Müdigkeit und Heißhunger folgen auf dem Fuße, am Ende wird alles nur noch schlimmer, weil das viele Essen dick und unzufrieden macht. Ein Teufelskreis! Zum Glück lässt er sich mit einfachen Lebensmitteln durchbrechen. Mit Nüssen, Eiern, Schweinefleisch, Kakao und Lachs, zum Beispiel, weil die zwar kein Serotonin ins Hirn speisen, aber eine Aminosäure namens Tryptophan enthalten, die der Serotoninbildung dienen kann. Vorausgesetzt, man treibt Sport, der für sich genommen ja schon glücklich macht. Und fertig ist die gute Herbstlaune.

Das eigentlich Interessante an dieser Mitteilung der Deutschen Hochschule aka „University“ ist aber der Umstand, dass ein Trophologe solche Tipps mal so hinschreibt, ohne auf aktuelle, womöglich von ihm selbst produzierte Forschungsergebnisse hinzuweisen. Warum, wenn nicht zur Verkündung wissenschaftlich erarbeiteter Erkenntnisse, sollte eine „University“ sonst E-Mails verschicken? Ein Blick auf die Website der Deutschen (staatlich anerkannten) Hochschule hilft dem Interessierten wenig weiter, denn Forschung ist hier neben den Kategorien Partnerbetriebe, Weiterbildung, Jobbörse und Info zum kostenträchtigen Studiengang gar nicht ausgewiesen.

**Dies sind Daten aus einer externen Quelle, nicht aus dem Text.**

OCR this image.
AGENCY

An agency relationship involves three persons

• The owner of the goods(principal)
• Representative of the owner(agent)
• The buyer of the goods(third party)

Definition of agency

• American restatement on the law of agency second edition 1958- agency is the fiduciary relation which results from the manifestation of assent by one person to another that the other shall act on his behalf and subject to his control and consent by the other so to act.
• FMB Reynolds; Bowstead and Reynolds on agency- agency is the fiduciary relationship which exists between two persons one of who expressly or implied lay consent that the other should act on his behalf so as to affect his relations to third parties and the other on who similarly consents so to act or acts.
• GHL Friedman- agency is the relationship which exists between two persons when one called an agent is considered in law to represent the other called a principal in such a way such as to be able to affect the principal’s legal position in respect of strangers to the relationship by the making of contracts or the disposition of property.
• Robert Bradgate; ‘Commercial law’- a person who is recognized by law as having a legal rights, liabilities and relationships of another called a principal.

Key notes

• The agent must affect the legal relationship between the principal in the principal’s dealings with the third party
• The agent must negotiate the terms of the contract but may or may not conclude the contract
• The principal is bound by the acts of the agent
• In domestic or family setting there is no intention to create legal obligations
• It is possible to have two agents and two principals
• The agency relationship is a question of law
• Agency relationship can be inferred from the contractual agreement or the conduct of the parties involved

Immerhin gibt es im „Pressecenter“ einen Link zu "Fachartikeln" – und siehe da: Es wird in Saarbrücken wohl doch wissenschaftlich gearbeitet. Über „Pilates für Jedermann“, „Richtig sitzen bei der Arbeit“ oder auch zum hochseriösen Thema „Schlank im Schlaf“. Wer sich schon immer gefragt hat, was angewandte Wissenschaft eigentlich bedeutet, hier bekommt er seine Antwort. Hinter den Fachartikeln indes verbergen sich einseitige Pressemitteilungen. Wissenschaft? Fehlanzeige. „Emotionen als Schlüssel zum Verkaufserfolg“ ist übrigens auch ein Fachthema an der „University“. Und weil sie der saarländischen Landesregierung unterstellt ist, darf sie sich eben so nennen.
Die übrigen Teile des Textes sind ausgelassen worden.